NOTE to Windows users: You should now, in Windows Explorer, be able to see three files named exactly as above. If instead you see three files which are all named "alpha_globin" and nothing more, you should change your settings.

  • Windows 7/8 (Danish): In the Explorer menu, go to "Organiser" → "Mappe- og søgeindstillinger" → "Vis" and remove the tick mark at "Skjul filtypenavne for kendte filtyper"
  • Windows 7/8 (English): In the Explorer menu, go to "Tools" → "Folder Options" → "View" and remove the tick mark at "Hide extensions for known file types"
  • Windows 10 (Danish): In the Explorer menu, go to "Vis" and put a tick mark in "Filtypenavne"
  • Windows 10 (English): In the Explorer menu, go to "View" and put a tick mark in "File name extensions"

Open each of the files by double-clicking on them to launch the program associated with the file extension (typically Word for .doc file, a browser for .html file etc.).

QUESTION 2:

  • Can we still find the same information (the DNA sequence) in each of the files?
  • Note down the size of the files (in bytes) — do they differ much?

Now try to open each of the files in jEdit — to see what's really in there.

QUESTION 3:

  • What kind of extra information has been added to the HTML and RTF files? (Is it "Human readable"?).
  • What kind of extra information has been added to the DOC file? Any surprises here?

Search and Replace & Block selection

Normal - line based - selection
Block selection

From time to time it will be necessary to do a slight bit of editing in order to clean up the data we want to work with. In the following example we will be working with the DNA sequence listed below. The task is to clean it up - get rid of the numbers and spaces - and we want to do as little work as possible.

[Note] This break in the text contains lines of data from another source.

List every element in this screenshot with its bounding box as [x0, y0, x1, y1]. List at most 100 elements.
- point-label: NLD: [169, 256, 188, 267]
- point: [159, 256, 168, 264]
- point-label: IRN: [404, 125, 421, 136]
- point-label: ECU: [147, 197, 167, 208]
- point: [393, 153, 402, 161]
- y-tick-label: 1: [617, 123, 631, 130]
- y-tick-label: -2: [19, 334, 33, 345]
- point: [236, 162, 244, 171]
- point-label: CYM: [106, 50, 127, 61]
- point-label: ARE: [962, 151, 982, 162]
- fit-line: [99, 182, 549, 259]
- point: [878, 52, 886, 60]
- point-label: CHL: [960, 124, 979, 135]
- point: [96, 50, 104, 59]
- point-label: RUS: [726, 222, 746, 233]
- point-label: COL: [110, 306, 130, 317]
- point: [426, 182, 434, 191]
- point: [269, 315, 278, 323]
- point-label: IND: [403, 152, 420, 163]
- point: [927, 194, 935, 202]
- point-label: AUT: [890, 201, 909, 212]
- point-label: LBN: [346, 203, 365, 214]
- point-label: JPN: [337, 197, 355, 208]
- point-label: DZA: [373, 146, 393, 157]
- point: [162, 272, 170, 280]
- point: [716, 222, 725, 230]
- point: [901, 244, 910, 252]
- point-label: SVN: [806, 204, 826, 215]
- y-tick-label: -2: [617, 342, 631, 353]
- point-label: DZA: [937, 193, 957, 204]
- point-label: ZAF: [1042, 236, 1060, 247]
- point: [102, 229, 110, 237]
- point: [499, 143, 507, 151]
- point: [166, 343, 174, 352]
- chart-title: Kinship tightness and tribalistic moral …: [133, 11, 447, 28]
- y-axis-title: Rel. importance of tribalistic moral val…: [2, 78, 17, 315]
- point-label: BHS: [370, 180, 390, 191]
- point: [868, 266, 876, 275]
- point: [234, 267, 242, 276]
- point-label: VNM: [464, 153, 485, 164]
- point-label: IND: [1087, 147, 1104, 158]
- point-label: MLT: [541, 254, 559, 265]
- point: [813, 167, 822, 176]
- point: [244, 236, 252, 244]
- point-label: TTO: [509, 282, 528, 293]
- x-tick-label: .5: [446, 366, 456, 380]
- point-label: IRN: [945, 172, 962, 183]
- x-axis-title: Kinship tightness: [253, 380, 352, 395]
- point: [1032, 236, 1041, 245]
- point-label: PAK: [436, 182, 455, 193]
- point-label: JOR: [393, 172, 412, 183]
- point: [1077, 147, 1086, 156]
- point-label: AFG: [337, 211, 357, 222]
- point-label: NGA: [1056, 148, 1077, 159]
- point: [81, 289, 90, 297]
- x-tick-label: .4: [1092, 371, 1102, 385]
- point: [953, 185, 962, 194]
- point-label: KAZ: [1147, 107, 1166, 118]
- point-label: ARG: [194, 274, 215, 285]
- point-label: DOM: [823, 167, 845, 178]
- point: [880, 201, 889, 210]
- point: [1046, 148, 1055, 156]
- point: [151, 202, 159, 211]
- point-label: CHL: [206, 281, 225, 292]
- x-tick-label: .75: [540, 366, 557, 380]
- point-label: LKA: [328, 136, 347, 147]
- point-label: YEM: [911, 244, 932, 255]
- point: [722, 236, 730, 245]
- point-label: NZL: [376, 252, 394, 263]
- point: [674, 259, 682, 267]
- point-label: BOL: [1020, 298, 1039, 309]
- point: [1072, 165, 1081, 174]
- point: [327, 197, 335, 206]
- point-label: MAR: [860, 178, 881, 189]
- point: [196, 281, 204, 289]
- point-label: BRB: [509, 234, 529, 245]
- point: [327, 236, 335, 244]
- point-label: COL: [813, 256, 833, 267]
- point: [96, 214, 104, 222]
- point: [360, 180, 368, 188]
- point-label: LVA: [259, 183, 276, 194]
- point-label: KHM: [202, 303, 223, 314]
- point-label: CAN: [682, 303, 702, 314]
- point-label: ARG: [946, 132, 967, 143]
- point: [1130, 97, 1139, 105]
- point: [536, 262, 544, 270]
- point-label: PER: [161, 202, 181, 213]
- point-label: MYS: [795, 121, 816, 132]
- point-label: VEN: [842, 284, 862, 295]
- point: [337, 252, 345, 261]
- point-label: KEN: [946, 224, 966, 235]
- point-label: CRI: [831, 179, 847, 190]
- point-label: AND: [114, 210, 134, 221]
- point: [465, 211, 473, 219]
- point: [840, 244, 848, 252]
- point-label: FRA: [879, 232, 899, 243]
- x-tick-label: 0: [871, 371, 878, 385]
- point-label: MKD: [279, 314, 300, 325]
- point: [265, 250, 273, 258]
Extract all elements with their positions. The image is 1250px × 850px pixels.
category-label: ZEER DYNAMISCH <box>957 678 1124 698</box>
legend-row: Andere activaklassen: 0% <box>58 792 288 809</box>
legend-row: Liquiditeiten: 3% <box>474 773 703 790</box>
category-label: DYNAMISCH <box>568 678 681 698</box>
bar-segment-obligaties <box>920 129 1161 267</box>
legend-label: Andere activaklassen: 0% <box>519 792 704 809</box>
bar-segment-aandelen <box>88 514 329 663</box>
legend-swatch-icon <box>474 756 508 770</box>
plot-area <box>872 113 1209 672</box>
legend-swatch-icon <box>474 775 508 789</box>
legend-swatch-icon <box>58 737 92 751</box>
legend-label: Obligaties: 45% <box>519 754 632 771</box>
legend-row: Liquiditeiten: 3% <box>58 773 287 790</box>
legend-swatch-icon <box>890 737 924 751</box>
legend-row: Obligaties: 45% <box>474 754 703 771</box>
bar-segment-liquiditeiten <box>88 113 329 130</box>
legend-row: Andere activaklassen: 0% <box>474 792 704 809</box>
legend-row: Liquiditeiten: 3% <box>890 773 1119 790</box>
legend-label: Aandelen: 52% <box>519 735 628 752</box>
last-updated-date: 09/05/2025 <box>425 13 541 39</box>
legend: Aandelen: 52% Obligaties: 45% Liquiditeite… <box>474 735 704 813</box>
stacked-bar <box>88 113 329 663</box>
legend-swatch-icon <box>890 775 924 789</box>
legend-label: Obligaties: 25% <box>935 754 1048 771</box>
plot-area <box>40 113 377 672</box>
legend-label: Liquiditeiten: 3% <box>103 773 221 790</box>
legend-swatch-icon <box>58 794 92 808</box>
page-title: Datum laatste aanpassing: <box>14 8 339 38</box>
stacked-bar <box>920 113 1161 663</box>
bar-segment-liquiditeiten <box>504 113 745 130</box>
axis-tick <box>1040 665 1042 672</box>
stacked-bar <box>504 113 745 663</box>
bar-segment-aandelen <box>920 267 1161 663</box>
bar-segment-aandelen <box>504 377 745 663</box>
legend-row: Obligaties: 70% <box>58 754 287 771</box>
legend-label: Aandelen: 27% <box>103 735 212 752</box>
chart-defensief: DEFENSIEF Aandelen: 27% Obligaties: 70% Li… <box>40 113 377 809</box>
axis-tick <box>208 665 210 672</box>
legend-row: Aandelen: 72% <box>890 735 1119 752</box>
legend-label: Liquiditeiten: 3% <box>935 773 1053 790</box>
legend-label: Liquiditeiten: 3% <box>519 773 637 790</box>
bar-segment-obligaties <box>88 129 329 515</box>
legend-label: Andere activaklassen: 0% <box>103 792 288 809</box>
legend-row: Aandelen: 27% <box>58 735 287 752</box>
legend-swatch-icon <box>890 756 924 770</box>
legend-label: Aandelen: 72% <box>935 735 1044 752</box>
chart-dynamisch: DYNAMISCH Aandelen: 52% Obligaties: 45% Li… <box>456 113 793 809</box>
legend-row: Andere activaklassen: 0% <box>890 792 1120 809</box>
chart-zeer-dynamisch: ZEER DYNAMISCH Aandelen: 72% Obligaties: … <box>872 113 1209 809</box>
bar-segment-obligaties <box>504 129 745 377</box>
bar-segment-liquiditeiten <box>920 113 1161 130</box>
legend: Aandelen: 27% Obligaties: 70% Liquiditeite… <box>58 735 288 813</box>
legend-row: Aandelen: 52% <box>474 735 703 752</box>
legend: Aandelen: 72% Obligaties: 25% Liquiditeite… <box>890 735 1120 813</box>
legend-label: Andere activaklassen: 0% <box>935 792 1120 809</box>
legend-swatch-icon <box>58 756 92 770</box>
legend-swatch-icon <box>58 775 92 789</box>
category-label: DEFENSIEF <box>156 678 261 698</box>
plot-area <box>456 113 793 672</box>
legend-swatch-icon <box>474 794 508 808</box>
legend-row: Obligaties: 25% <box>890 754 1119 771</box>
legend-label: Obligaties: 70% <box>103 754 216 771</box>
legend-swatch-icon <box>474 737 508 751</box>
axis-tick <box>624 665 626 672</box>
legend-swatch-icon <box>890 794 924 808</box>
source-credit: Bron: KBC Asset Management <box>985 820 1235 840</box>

       1 AACGGGCACG GGACGCATGT AGCTGGAACA GTGGCAGCCG TAAATAATAA TGGTATCGGA
      61 GTTGCCGGGG TTGCAGGAGG AAACGGCTCT ACCAATAGTG GAGCAAGGTT AATGTCCACA
     121 CAAATTTTTA ATAGTGATGG GGATTATACA AATAGCGAAA CTCTTGTGTA CAGAGCCATT
     181 GTTTATGGTG CAGATAACGG AGCTGTGATC TCGCAAAATA GCTGGGGTAG TCAGTCTCTG
     241 ACTATTAAGG AGTTGCAGAA AGCTGCGATC GACTATTTCA TTGATTATGC AGGAATGGAC
     301 GAAACAGGAG AAATACAGAC AGGCCCTATG AGGGGAGGTA TATTTATAGC TGCCGCCGGA
     361 AACGATAACG TTTCCACTCC AAATATGCCT TCAGCTTATG AACGGGTTTT AGCTGTGGCC
     421 TCAATGGGAC CAGATTTTAC TAAGGCAAGC TATAGCACTT TTGGAACATG GACTGATATT
     481 ACTGCTCCTG GCGGAGATAT TGACAAATTT GATTTGTCAG AATACGGAGT TCTCAGCACT
     541 TATGCCGATA ATTATTATGC TTATGGAGAG GGAACATCCA TGGCTTGTCC ACATGTCGCC
     601 GGCGCCGCC


Open a new jEdit window and paste in the entire block of text. In order to get rid of the numbers we can use a handy feature of jEdit called Block Selection (the difference between "normal" line selection and block selection is illustrated above) - simply hold down Control (Windows+Linux) / CMD (Mac) while dragging the pointer to select a block. Select the block containing the numbers and hit delete. Next we want to remove the spaces: Open the find dialog (Control F / CMD F). Notice that there are a ton of advanced options - we can safely ignore them for this simple purpose. Make sure that "Search in" is set to "Current buffer" (alternatively you can just select all the text and search in the selection). In the "Search for" field simply enter a single space - and hit "Replace all" to see all the spaces to disappear in a puff of smoke.

QUESTION 4: Paste in the cleaned up DNA sequence in your report.

Conclusion

This concludes the short introduction to text-editors. Whenever you work with "strange" sequence files during the course, remember that you can always inspect them using jEdit, to find out what's really in there. The same holds true for other text based format such as the ones used for phylogenetic trees, as we will see later.